Little’s Law state that the average number of customers in a stationary system (L) is equal to the long-term average effective arrival rate (λ)multiplied by the average time (W) that a customer spends in the system. It is represented by the following formula L = λ x W (Hendijani, 2021). Where;
- Work in Progress (L) is the number of items in process in any system.
- Throughput (λ) represents the rate at which items arrive in/out of the system.
- Lead time (W) is the average time one item spends in the system.
The Law was developed by a professor at the Massachusetts Institute of Technology (MIT) called John Little in 1954. He first applied the Law to queues in shops, where it was revealed that anything that can queue, and even software tasks, felt under this Law (Rusek & Chołda, 2018). His initial trial to publish this work never succeeded because he did not have enough proof. However, after gathering enough evidence, he published this work in 1961.
Once the management has accorded an agile project to a specific team, it will require that you measure the performance of that team. The administration may want to measure the team’s performance to determine future iteration, velocity or the management may simply want to report to stakeholders to make an informed decision towards the business (Potter et al., 2020). Therefore, Little’s Law can be very effective when measuring project performance and planning for the future.
The Law states that L = λW. This can be applied to the performance of an agile team as follows, assuming the team follows the below process: Start (Receive User Story) —> Develop User Story—> Test User Story—>Deploy User Story (Finish). Where L, the average inventory/WIP in a system, represents the User Stories. λ the arrival rate represents the rate at which the team can complete the user stories, and W is the average time each user story takes to be developed from start to finish (Whitt & Zhang, 2019). For example, a team can finish a project by completing L – 100 user stories, in λ- 20 stories per iteration, where each iteration is four weeks. Then W (Average number of iterations) = 100/20 = 5 iterations. Hence, the team can finish 100 user stories in 5 iterations. What if, in 2 iterations, the team only completed 30 user stories. Then, the team’s new rate of completion λ is 30/2 = 15 user stories per iteration, showing a reduction in iteration. Therefore, the project will need L – 70 (100-30) user stories remaining, at the rate of λ – 15 user stories per iteration, which is W – 70/15 = 4.66 iterations more to complete the project. This means the project will take approximately 2+4.66 = 6.66/7 iterations instead of the initial 5 to be completed. Therefore, a relevant course of action for the project is necessary.

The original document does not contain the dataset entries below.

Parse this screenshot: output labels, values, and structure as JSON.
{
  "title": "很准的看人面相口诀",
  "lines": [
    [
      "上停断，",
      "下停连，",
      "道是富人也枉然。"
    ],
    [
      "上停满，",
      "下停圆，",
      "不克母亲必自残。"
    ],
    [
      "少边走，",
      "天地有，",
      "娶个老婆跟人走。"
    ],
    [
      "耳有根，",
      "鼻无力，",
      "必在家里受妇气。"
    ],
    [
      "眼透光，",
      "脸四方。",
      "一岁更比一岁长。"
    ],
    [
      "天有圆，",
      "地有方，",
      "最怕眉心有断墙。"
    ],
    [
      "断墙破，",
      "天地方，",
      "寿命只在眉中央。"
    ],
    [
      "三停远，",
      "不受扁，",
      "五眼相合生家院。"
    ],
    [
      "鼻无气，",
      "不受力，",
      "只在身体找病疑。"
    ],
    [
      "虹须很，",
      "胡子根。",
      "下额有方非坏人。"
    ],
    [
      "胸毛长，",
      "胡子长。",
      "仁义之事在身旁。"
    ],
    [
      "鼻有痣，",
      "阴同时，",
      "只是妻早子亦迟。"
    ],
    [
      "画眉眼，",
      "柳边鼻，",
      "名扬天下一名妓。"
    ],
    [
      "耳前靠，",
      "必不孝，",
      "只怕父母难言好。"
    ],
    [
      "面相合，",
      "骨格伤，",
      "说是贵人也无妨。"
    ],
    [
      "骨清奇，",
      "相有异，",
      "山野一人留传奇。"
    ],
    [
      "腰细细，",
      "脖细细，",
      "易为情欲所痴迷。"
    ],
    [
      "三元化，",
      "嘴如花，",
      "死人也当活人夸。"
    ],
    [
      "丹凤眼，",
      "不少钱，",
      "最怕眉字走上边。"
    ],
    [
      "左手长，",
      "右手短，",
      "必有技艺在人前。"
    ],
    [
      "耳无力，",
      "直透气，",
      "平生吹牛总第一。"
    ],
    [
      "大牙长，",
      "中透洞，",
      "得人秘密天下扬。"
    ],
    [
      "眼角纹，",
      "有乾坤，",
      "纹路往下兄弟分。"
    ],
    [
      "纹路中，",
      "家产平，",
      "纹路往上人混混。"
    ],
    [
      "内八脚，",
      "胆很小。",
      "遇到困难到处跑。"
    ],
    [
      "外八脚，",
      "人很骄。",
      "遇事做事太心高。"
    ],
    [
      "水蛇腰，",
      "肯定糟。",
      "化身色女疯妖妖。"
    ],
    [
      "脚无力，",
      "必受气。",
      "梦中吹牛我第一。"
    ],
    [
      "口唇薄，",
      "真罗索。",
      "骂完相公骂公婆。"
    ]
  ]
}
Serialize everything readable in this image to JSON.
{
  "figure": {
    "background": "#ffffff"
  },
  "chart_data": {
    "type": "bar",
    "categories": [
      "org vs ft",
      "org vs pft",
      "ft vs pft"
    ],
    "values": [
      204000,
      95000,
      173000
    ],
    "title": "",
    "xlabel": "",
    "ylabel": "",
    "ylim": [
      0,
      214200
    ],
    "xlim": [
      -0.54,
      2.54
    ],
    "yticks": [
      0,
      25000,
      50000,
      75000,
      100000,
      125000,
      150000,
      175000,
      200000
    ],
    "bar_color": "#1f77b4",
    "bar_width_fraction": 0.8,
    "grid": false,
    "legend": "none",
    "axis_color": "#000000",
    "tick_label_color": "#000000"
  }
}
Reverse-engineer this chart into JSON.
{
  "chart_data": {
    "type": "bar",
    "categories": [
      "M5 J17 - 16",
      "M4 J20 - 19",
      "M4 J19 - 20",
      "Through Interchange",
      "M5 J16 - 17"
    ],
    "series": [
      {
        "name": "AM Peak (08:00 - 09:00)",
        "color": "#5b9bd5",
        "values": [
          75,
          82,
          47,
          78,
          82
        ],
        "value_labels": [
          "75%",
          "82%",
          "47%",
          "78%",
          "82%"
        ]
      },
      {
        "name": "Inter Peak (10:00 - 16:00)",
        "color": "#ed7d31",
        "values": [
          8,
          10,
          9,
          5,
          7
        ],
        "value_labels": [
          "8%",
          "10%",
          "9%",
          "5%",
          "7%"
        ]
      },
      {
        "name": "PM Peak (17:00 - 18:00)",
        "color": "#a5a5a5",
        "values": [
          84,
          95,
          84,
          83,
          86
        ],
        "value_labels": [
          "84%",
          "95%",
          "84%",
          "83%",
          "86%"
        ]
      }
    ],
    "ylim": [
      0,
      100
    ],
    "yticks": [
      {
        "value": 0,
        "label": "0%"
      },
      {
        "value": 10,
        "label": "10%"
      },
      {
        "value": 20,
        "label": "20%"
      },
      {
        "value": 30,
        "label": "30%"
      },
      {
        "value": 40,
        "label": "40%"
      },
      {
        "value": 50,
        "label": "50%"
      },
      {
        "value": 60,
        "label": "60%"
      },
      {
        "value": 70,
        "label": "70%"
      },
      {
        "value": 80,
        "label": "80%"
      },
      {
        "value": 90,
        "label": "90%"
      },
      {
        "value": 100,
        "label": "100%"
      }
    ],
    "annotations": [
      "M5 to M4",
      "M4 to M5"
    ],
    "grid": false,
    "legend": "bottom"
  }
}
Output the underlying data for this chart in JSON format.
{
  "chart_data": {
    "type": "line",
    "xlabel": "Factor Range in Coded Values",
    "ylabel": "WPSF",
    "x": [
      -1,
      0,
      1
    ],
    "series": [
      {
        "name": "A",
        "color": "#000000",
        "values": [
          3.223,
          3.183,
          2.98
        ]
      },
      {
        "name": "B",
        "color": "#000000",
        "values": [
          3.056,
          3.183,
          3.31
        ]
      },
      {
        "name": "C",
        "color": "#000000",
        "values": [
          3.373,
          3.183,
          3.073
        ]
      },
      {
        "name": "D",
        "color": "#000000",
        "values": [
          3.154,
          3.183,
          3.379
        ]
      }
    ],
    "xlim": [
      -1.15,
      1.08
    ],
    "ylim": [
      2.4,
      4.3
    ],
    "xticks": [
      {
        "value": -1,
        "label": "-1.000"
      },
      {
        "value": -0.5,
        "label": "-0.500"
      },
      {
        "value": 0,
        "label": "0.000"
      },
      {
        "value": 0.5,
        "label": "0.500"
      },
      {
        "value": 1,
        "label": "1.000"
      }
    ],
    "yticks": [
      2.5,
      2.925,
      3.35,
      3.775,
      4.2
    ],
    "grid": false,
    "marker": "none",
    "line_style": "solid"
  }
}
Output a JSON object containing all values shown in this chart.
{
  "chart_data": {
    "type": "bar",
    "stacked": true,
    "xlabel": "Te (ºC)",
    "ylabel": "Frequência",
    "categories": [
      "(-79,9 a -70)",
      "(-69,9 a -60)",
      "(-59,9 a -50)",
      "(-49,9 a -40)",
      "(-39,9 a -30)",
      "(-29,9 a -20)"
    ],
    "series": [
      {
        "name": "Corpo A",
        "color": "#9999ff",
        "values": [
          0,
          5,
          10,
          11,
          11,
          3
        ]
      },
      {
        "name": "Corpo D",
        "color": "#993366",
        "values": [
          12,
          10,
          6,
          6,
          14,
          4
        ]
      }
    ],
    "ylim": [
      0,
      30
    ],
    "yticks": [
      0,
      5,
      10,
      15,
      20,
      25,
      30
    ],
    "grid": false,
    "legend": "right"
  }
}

Little’s Law was initially being used as queuing theory majorly. However, after further research, the Law is being applied in almost all kinds of systems. Little’s Law is basically tied to the following three flow metrics, throughput, cycle time, and work in progress, all relating in one formula (Medonos & Jurová, 2016). Understanding the relationship between these three flow metrics allows one to measure the work process.
Hendijani, R. (2021). Analytical thinking, Little’s Law understanding, and stock‐flow performance: two empirical studies. System Dynamics Review.
Medonos, M., & Jurová, M. (2016). Implementing lean production application of Little’s Law. Acta Universitatis Agriculturae et Silviculturae Mendelianae Brunensis, 64(3), 1013-1019.
Potter, A., Towill, D. R., & Gosling, J. (2020). On the versatility of Little’s Law in operations management: a review and classification using vignettes. Production Planning & Control, 31(6), 437-452.
Rusek, K., & Chołda, P. (2018). Message-passing neural networks learn little’s Law. IEEE Communications Letters, 23(2), 274-277.Hayati, F. (2017). Some perspectives on the application of Little’s Law: L= λW. International Journal of Modelling in Operations Management, 6(3), 141-152.
Whitt, W., & Zhang, X. (2019). Periodic Little’s Law. Operations Research, 67(1), 267-280.